I tell him Kelly thinks you're cute, and she's a fucking snob. When I was with Wendell, she got so angry that I would sleep with an ugly person. I didn't think he's ugly at all. But anyway, that's actually a pretty nice compliment.

The bar is at the bottom of an outdoor staircase. I take you to the landing outside the door, you, broken-toothed and buzzed. The heart sometimes flees, like a vomit of ice cream.

What do you feel towards me?

Well, I care—

You are or you aren't. 

Am what?

You know what.

I'm not. And anyway, this is probably the weirdest conversation I've ever had.

I needed to -- after what happened. It isn't something I do.

Me either. Ever, actually.

I look at you and the tension has slackened out of my shoulders and I smile at your owl face, the glasses too big, the dark hair and the old child eyes.

It is a shame, I say. We could have done better.

I was worried about that.

What, that you wouldn't be able to—

Yeah.
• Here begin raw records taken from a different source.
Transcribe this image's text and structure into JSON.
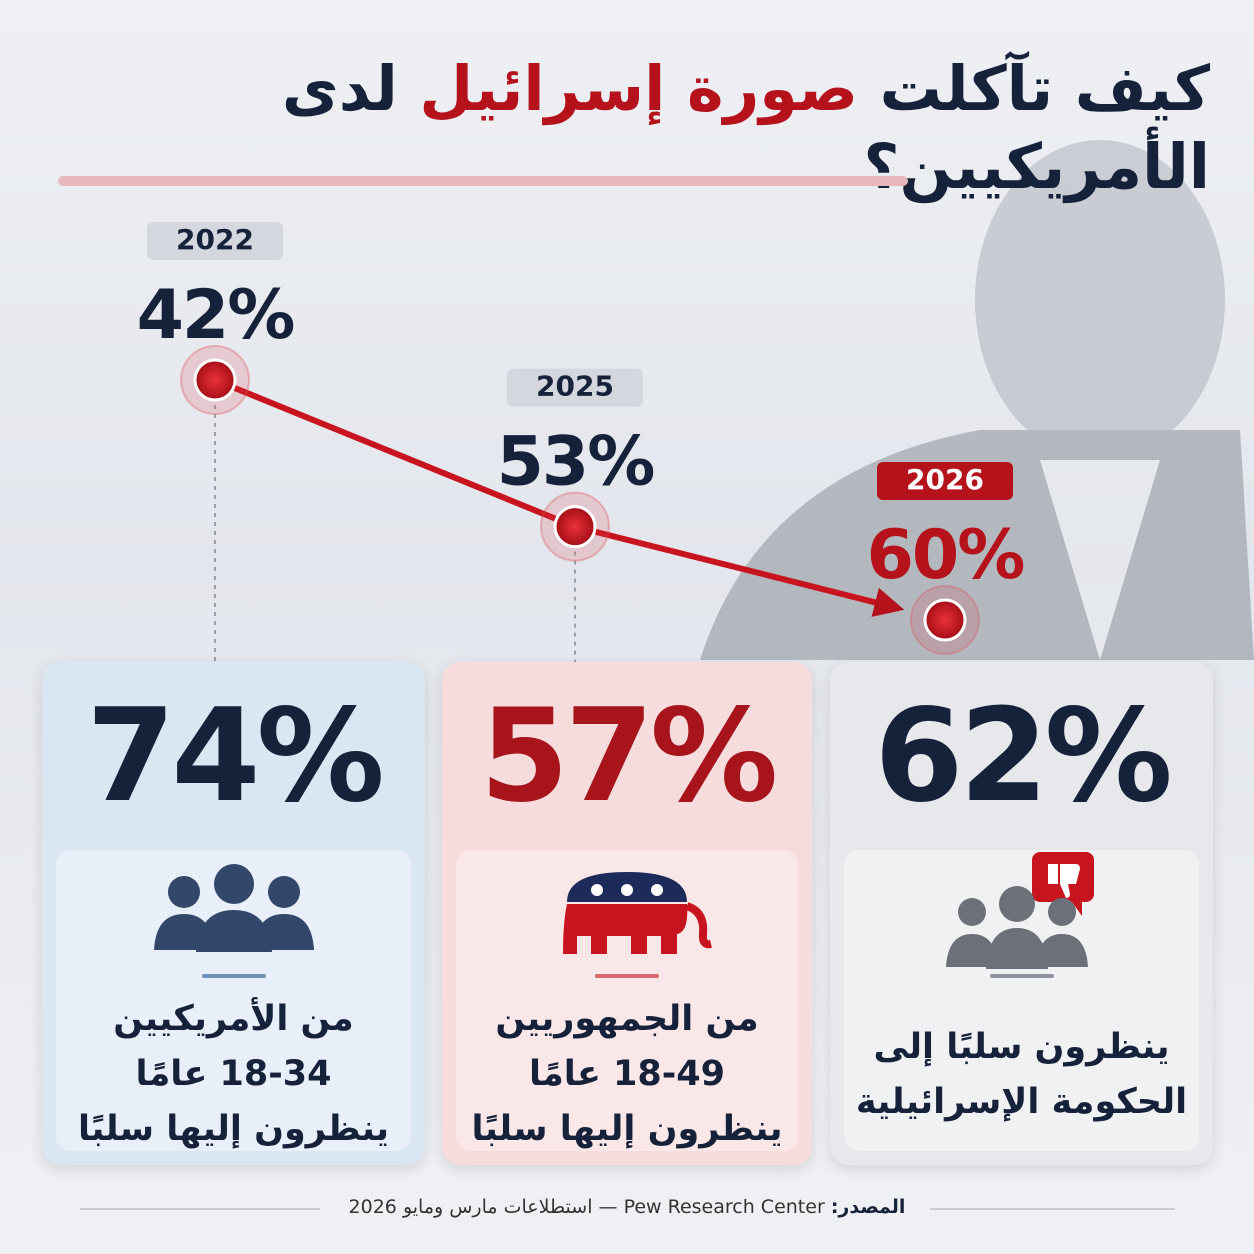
{
  "title": {
    "part1": "كيف تآكلت",
    "highlight": "صورة إسرائيل",
    "part2": "لدى الأمريكيين؟"
  },
  "chart_data": {
    "type": "line",
    "x": [
      "2022",
      "2025",
      "2026"
    ],
    "values": [
      42,
      53,
      60
    ],
    "value_labels": [
      "42%",
      "53%",
      "60%"
    ],
    "color": "#c8141f",
    "ylim": [
      66,
      36
    ]
  },
  "cards": [
    {
      "headline": "74%",
      "lines": [
        "من الأمريكيين",
        "18-34 عامًا",
        "ينظرون إليها سلبًا"
      ]
    },
    {
      "headline": "57%",
      "lines": [
        "من الجمهوريين",
        "18-49 عامًا",
        "ينظرون إليها سلبًا"
      ]
    },
    {
      "headline": "62%",
      "lines": [
        "ينظرون سلبًا إلى",
        "الحكومة الإسرائيلية"
      ]
    }
  ],
  "source": {
    "label": "المصدر:",
    "text": "Pew Research Center — استطلاعات مارس ومايو 2026"
  }
}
I usually am.

It's okay. We were drunk. 

We hug and it isn't the longing sort of hug. I have already begun to press your petals into a book.

We are back at the booth. Can I stay with you guys? I don't want to drive to Blythewood.
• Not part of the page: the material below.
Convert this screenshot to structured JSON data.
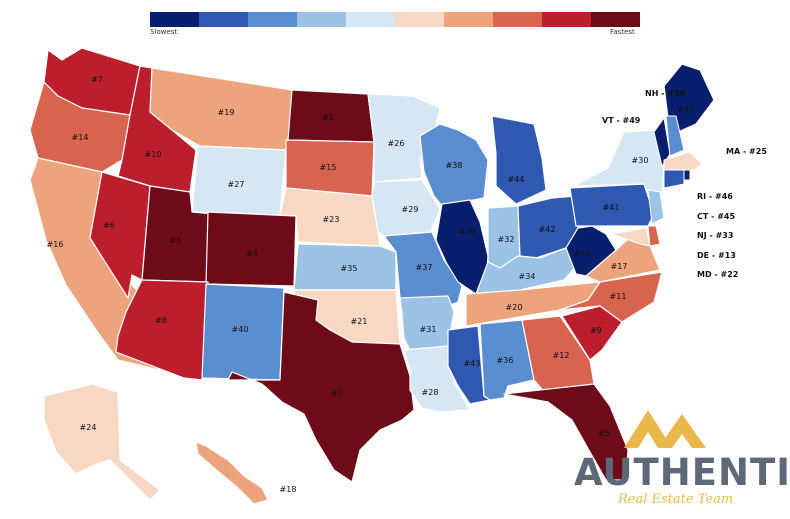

I'm not staying there, you say. You can sleep in my room

So you're staying with--

Yeah.

Can I borrow your phone?

It rings and Wendell does not answer. I pay my tab quickly and the heart vomit comes again, the black part and I do not say goodbye but you follow me out to my car.

Are you okay to drive?

Fuck you.

I go to Wendell's. I knock on the door. Then I go around to the window and knock again.
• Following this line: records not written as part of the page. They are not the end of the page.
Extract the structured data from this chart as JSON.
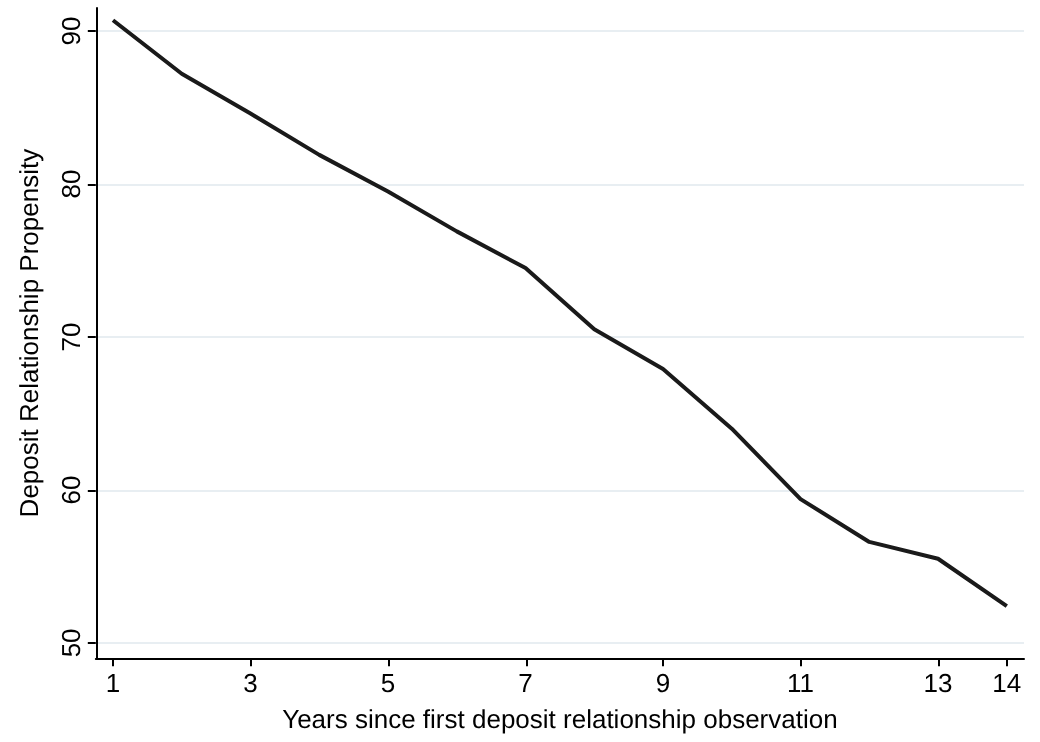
{
  "chart_data": {
    "type": "line",
    "xlabel": "Years since first deposit relationship observation",
    "ylabel": "Deposit Relationship Propensity",
    "x": [
      1,
      2,
      3,
      4,
      5,
      6,
      7,
      8,
      9,
      10,
      11,
      12,
      13,
      14
    ],
    "series": [
      {
        "color": "#1a1a1a",
        "values": [
          90.7,
          87.2,
          84.6,
          81.9,
          79.5,
          76.9,
          74.5,
          70.5,
          67.9,
          64.0,
          59.4,
          56.6,
          55.5,
          52.4
        ]
      }
    ],
    "xlim": [
      0.75,
      14.25
    ],
    "xticks": [
      1,
      3,
      5,
      7,
      9,
      11,
      13,
      14
    ],
    "ylim": [
      49,
      91.5
    ],
    "yticks": [
      50,
      60,
      70,
      80,
      90
    ],
    "grid": "y",
    "marker": "none",
    "line_style": "solid"
  }
}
Are you alright? I hear. He is young. He is somewhat slight with blonde hair. He is the type you do not notice, not in a crowd, nowhere.

I'm just trying to wake up my friend.

He slams me against the wall. He puts his hand under my skirt and his finger is inside of me and he is hard against my leg. I struggle against him and then it is the blackest part, the part that does not see. Blood is on his finger from the inside of me but it is also his blood, too, and the dark pounding comes until he falls, I don't remember so cannot tell you what I did to him and yet he somehow gets away . 

Wendell's apartment is full of German cockroaches you cannot kill because they live in the pipes so cope and laugh about it. It's like you're giving them sanctuary. Maybe you'll get canonized after the war. I pulled my pants down once and sat on the toilet and a roach jumped onto my thigh -- it gets that bad. 

I start to drive, hoping to find him so I can finish him off. I circle the block and surrounding streets then give up and drive toward the bridge but then I think Jesus, what a lame way to die. I'm going home. I drive out of the city and into the country and I jump the gate because the lock is unbearable when you have started to shake like that and I go inside and I wake up underneath the covers in my jacket and my skirt.